Effects of Merger up in the Air

Effects of Merger up in the Air

No, we’re not talking about a City-County merger: that idea has not surfaced since the 2008 Nordenberg report was unveiled and got a lukewarm response. Nor are we referring to the proposed idea of the County Executive to create a SEPTA 2.0 in southwestern Pennsylvania out of PAT and other regional carriers: when the Exec traveled to Harrisburg this week to talk mass transit, he just pleaded for more money for the Port Authority.

Instead the subject is a possible merger between US Airways and American Airlines, and what, if anything, it would mean for Pittsburgh International Airport. One analyst stated there could be a "moderate increase" in Pittsburgh’s business but conditioned that upon whether "landing fees can come down". Duplication of flight destinations or maintenance could mean less potential for positive effects. Another analyst bluntly stated "don’t believe for a second that it’s going to do anything to increase any kind of traffic out of Pittsburgh."

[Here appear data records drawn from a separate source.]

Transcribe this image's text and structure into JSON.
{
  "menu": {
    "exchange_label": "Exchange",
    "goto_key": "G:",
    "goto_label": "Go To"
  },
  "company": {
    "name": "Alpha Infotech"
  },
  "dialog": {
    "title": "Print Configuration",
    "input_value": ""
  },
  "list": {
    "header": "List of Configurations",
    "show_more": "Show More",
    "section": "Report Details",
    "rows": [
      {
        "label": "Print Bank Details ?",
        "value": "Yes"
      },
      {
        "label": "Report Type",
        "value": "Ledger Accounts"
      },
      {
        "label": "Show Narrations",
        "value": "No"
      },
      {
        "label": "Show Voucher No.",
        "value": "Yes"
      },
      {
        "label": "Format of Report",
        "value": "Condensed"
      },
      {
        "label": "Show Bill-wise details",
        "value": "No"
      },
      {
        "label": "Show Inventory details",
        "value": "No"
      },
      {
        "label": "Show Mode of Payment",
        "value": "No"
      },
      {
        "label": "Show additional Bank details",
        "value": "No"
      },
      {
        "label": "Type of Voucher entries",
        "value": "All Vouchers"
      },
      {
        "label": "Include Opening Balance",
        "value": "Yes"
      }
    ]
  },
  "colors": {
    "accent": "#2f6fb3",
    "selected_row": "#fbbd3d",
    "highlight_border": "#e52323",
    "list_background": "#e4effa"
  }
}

In 2001 US Airways had 12,000 employees in Allegheny County, representing about 2% of total employment and making it the fourth largest employer in the County. Ten years later it does not even appear in the County’s financials on its list of top ten principal employers. Passenger volume fell 33% through the decade while operating expenses rose 22%. On a per passenger basis, operating expenditures have climbed from $3.42 to $6.23. Fees dropped in the 2012 fiscal year but the airport’s "cost per enplanement" was still characterized as high when the fee reduction was announced.